In casu, constitui fato incontroverso que a relação entre as partes é de consumo, incidindo o Código de Defesa do Consumidor. Nesse âmbito, a responsabilidade civil é objetiva, consoante o artigo 14 da norma consumerista, prescindindo da comprovação da culpa, aqui entendida em sentido amplo, sendo indispensáveis apenas o dano e o nexo de causalidade, in verbis:

 

“Art. 14. O fornecedor de serviços responde, independentemente da existência de culpa, pela reparação dos danos causados aos consumidores por defeitos relativos à prestação dos serviços, bem como por informações insuficientes ou inadequadas sobre sua fruição e riscos”.

 

Nesse contexto, a responsabilidade do apelante decorre do próprio risco da atividade, tratando-se de fortuito interno, pelo que a falha do serviço em nenhuma hipótese pode prejudicar o consumidor, devendo responder pela reparação do dano moral se da operação decorrer uma cobrança indevida, independentemente de culpa (artigo 14, do CDC).

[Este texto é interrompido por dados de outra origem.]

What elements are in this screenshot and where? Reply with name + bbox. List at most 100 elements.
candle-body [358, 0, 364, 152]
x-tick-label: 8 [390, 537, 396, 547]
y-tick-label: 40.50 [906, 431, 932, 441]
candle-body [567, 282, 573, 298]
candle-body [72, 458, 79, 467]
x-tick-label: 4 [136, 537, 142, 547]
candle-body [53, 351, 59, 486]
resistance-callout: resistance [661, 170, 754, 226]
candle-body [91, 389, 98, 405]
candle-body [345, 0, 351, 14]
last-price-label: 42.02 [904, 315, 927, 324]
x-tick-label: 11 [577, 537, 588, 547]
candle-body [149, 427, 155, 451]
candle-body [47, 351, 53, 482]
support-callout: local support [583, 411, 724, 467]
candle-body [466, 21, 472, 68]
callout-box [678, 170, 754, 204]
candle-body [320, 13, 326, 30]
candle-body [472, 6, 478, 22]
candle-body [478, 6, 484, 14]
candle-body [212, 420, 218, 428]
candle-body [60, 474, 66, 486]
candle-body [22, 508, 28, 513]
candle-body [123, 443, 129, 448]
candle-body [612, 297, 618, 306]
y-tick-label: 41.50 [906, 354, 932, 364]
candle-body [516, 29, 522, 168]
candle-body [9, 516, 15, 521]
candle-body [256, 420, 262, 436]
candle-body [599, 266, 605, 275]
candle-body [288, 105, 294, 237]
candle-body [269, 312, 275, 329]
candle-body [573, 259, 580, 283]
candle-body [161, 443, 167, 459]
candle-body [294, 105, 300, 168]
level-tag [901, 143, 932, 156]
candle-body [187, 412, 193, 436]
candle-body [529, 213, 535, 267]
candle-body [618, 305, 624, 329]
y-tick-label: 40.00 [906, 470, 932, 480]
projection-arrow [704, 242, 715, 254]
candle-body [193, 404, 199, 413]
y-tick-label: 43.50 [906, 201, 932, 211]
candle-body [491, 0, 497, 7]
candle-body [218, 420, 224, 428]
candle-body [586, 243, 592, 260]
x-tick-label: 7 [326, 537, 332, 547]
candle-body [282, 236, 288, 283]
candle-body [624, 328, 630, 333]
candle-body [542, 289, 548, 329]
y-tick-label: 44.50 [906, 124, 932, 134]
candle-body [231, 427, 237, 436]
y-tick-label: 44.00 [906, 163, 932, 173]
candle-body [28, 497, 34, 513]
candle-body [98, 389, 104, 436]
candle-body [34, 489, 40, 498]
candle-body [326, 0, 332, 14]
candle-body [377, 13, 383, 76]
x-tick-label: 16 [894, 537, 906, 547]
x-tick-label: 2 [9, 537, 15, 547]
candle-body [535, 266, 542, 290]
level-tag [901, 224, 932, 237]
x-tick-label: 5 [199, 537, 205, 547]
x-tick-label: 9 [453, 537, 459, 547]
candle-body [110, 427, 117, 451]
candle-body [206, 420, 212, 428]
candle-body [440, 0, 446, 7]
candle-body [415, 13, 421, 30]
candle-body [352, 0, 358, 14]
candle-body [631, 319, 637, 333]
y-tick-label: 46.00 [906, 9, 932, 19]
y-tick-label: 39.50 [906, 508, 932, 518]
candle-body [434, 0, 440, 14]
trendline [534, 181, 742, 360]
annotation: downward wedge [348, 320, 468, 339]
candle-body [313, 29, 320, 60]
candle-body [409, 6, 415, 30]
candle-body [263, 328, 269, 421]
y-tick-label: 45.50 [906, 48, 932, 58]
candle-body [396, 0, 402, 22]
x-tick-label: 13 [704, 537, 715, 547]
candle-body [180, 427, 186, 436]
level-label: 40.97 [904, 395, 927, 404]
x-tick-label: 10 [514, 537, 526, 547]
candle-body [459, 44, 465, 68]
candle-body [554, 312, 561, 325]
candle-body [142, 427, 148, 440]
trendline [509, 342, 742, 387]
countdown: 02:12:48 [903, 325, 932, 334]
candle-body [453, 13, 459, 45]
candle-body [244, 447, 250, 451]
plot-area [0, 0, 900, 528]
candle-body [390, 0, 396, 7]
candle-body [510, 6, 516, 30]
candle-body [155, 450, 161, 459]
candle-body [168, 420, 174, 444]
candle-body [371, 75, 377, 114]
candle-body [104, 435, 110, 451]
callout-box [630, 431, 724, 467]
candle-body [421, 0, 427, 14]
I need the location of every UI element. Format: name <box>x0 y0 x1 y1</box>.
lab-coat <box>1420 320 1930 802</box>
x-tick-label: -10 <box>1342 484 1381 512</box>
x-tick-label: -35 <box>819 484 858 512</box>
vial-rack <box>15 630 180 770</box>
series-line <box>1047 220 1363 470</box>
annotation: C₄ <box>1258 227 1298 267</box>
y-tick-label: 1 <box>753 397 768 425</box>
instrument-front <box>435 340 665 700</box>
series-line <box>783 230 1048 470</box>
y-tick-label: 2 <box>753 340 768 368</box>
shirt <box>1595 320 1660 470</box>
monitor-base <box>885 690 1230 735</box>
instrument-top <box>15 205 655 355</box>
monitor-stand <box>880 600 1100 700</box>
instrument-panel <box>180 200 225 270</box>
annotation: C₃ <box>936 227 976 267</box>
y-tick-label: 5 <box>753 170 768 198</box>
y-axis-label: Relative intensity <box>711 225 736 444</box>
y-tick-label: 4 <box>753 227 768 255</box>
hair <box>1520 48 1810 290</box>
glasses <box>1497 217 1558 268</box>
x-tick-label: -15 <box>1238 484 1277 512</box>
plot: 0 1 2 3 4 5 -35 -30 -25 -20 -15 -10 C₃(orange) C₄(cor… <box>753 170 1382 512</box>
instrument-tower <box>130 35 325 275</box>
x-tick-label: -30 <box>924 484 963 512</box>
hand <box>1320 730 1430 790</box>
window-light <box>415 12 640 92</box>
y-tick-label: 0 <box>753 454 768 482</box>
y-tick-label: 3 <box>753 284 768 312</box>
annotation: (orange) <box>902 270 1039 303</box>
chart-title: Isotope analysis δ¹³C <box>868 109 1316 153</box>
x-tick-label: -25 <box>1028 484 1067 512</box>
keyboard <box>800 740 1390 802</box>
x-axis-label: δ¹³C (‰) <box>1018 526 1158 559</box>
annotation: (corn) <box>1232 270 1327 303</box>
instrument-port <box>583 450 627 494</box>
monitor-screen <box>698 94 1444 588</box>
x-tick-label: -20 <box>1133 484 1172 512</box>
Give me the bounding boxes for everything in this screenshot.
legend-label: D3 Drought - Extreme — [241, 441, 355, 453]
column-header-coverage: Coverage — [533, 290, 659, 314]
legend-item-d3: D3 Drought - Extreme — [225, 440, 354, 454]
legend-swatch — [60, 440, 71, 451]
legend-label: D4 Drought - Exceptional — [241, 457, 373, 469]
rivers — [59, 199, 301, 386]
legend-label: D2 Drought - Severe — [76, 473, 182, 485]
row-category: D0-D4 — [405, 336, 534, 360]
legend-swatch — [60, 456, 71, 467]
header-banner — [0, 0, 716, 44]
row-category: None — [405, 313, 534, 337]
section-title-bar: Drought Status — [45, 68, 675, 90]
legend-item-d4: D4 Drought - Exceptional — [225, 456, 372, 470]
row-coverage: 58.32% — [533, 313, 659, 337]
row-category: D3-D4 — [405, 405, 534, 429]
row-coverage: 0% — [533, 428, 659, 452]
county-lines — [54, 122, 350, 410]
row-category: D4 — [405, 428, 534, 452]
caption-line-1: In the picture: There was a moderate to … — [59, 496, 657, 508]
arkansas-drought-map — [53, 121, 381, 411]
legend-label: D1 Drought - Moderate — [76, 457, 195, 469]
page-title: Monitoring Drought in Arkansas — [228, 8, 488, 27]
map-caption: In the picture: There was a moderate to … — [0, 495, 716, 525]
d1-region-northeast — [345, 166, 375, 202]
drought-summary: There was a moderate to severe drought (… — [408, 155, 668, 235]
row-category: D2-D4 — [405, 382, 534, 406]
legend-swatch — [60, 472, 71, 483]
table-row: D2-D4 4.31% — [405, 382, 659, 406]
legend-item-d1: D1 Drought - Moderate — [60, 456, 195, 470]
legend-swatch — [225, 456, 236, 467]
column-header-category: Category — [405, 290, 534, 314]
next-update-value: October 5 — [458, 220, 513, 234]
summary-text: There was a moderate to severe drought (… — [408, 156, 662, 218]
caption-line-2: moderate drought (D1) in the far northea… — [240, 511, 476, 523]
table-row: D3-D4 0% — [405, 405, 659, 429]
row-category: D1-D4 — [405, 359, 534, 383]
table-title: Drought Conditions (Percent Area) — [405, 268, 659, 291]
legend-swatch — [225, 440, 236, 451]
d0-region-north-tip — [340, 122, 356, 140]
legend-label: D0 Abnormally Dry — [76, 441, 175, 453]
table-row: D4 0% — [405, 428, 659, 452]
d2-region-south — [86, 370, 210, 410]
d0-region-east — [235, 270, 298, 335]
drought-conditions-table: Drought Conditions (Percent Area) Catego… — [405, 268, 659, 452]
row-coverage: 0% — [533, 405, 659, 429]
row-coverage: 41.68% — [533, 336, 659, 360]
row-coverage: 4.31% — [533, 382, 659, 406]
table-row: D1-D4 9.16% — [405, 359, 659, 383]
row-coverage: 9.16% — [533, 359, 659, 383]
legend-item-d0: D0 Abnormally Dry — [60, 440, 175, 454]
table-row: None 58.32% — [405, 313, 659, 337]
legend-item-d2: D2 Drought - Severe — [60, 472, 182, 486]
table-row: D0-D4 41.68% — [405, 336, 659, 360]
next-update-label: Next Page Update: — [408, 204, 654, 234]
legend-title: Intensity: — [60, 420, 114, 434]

Nesse tipo de responsabilidade, o fornecedor somente afasta o dever de reparar o dano se provar (ônus seu) a ocorrência de uma das causas que excluem o nexo causal, enunciadas no §3º do art. 14 do CDC, quais sejam, a inexistência do defeito (falha na prestação do serviço) e a culpa exclusiva do consumidor ou de terceiro.

Sobre o tema, o Superior Tribunal de Justiça firmou entendimento no sentido de que as instituições financeiras respondem objetivamente pelos danos gerados por fortuito interno relativo a fraudes e delitos praticados no âmbito de operações bancárias. Confira-se, a propósito, a ementa do acórdão:

 

“RECURSO ESPECIAL REPRESENTATIVO DE CONTROVÉRSIA. JULGAMENTO PELA SISTEMÁTICA DO ART. 543-C DO CPC. RESPONSABILIDADE CIVIL. INSTITUIÇÕES BANCÁRIAS. DANOS CAUSADOS POR FRAUDES E DELITOS PRATICADOS POR TERCEIROS. RESPONSABILIDADE OBJETIVA. FORTUITO INTERNO. RISCO DO EMPREENDIMENTO. 1. Para efeitos do art. 543-C do CPC: As instituições bancárias respondem objetivamente pelos danos causados por fraudes ou delitos praticados por terceiros - como, por exemplo, abertura de conta-corrente ou recebimento de empréstimos mediante fraude ou utilização de documentos falsos -, porquanto tal responsabilidade decorre do risco do empreendimento, caracterizando-se como fortuito interno. 2. Recurso especial provido (REsp n. 1.197.929/PR, Rel. Min. LUIS FELIPE SALOMÃO, DJe de 12/09/2011).”

 

Como se extrai dos autos, é incontroversa a falha na prestação do serviço, consistente na inscrição do nome do apelado junto a cadastro restritivo de crédito por dívida decorrente de negócio jurídico inexistente. Com isso, percebe-se, que diante de tal conduta negligente da instituição bancária, torna-se evidente a obrigação de reparar os danos morais causados ao consumidor.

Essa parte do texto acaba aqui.